As soon as I would think he was finished, I would look up with open eyes and *WHOOSH* another waterfall would hit me in the face and make my eyes quickly become bloodshot.

He then came at me with these oven mits that had little scrubbers on them. You know why they call it a "Turkish Bath"? Because they basically scrub you down and, well, bathe you.

After we're done with that part of the session, he leads me to this other room, equally as creepy, and instructs me to lay face-down on this massage bench that is designed for body types like the Olsen twins. Half my body is hanging off and I stick my head through the hole as I stare down at the nasty floor.

The bucket of water ritual seems to be a constant throughout this whole ordeal, and he begins to pour water on my head again and proceeds to do this water massage that consists of circular motions that an 80-year-old woman would have the strength to do. So much for getting the stress knots out.

Because the chair is so narrow, my arms are hanging off the side. During one of his massseuse maneuvers, he pins my arm against the table in a not-so-ideal position.
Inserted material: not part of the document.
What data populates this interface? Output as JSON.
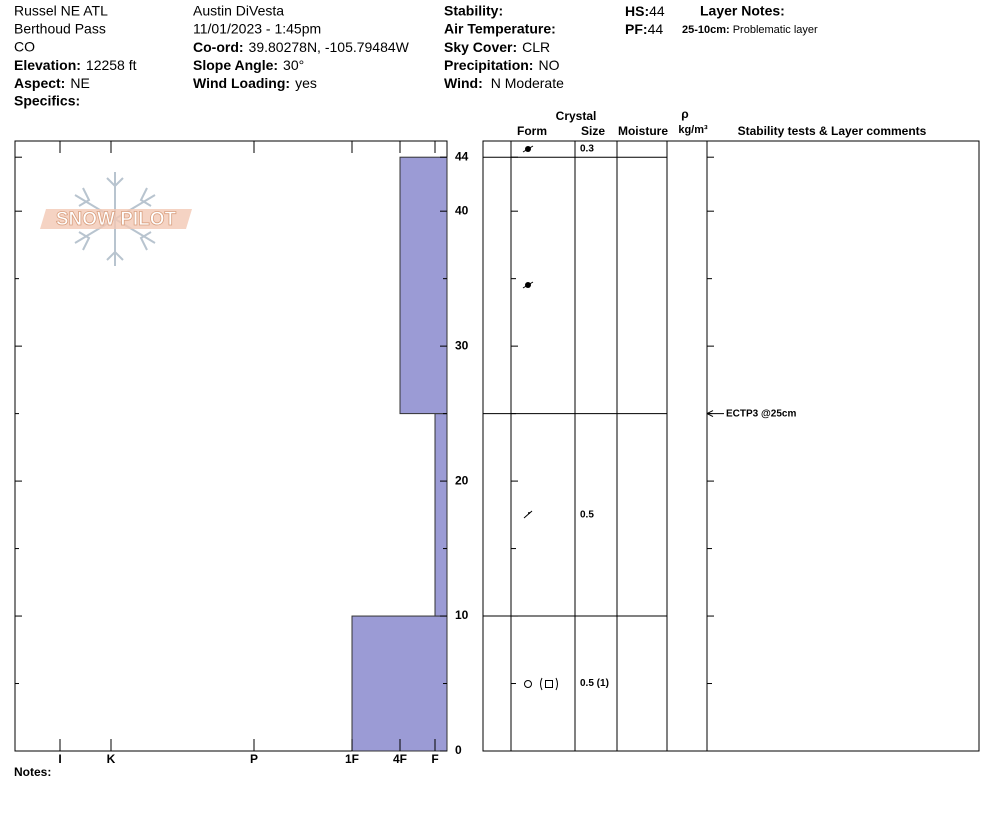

This is the point at which this nightmare becomes inadvertently PG-13 rated as my hand is (not by choice, mind you) TRAPPED. I am not going to expand upon how it was trapped or what made this situation less than stellar, but use your wildest imagination and you can probably guess why I was going forward the following Sunday.

Once he stepped back slightly, you better believe my arms flew up like a penguin sliding down an ice ramp.

After throwing more water on my face and washing my hair, he wrapped a dry towel around me even though I volunteered to do it myself. As he was wrapping me up, he began to whisper, "You from America? American girl?"

This is the point at which I thanked God for my time on Earth; for the opportunity to travel, and for letting me see the world before I died mid-bath.

Luckily, the guy let me go and served me some hot tea. As I was sipping my tea, I began to feel my face turn back to its normal shade of beige instead of the firecracker red it had been for two hours. Instead of feeling clean, though, I felt dirty. I felt embarrassed. I just wanted to go back to the hotel and take my own bath, use my own soap and get clean with my own personal loofah.

As I marched back to the hotel, I began to see some of my fellow classmates. "How was the spa?" they asked. The red returned to my face and my only response was, "It was NOT a spa." Laughter ensued, and before I knew it, I began to laugh about it too. It has since become one of my classic stories of Ashton naivety.

Though at the time I may have chosen the bird poo, I look back and laugh that I didn't.


Blogger Cole said...

hahahaha this is so hilarious! I think I might want an in-person run-down of the event tho because I can imagine your facial expressions and intonation would make the story 100x funnier!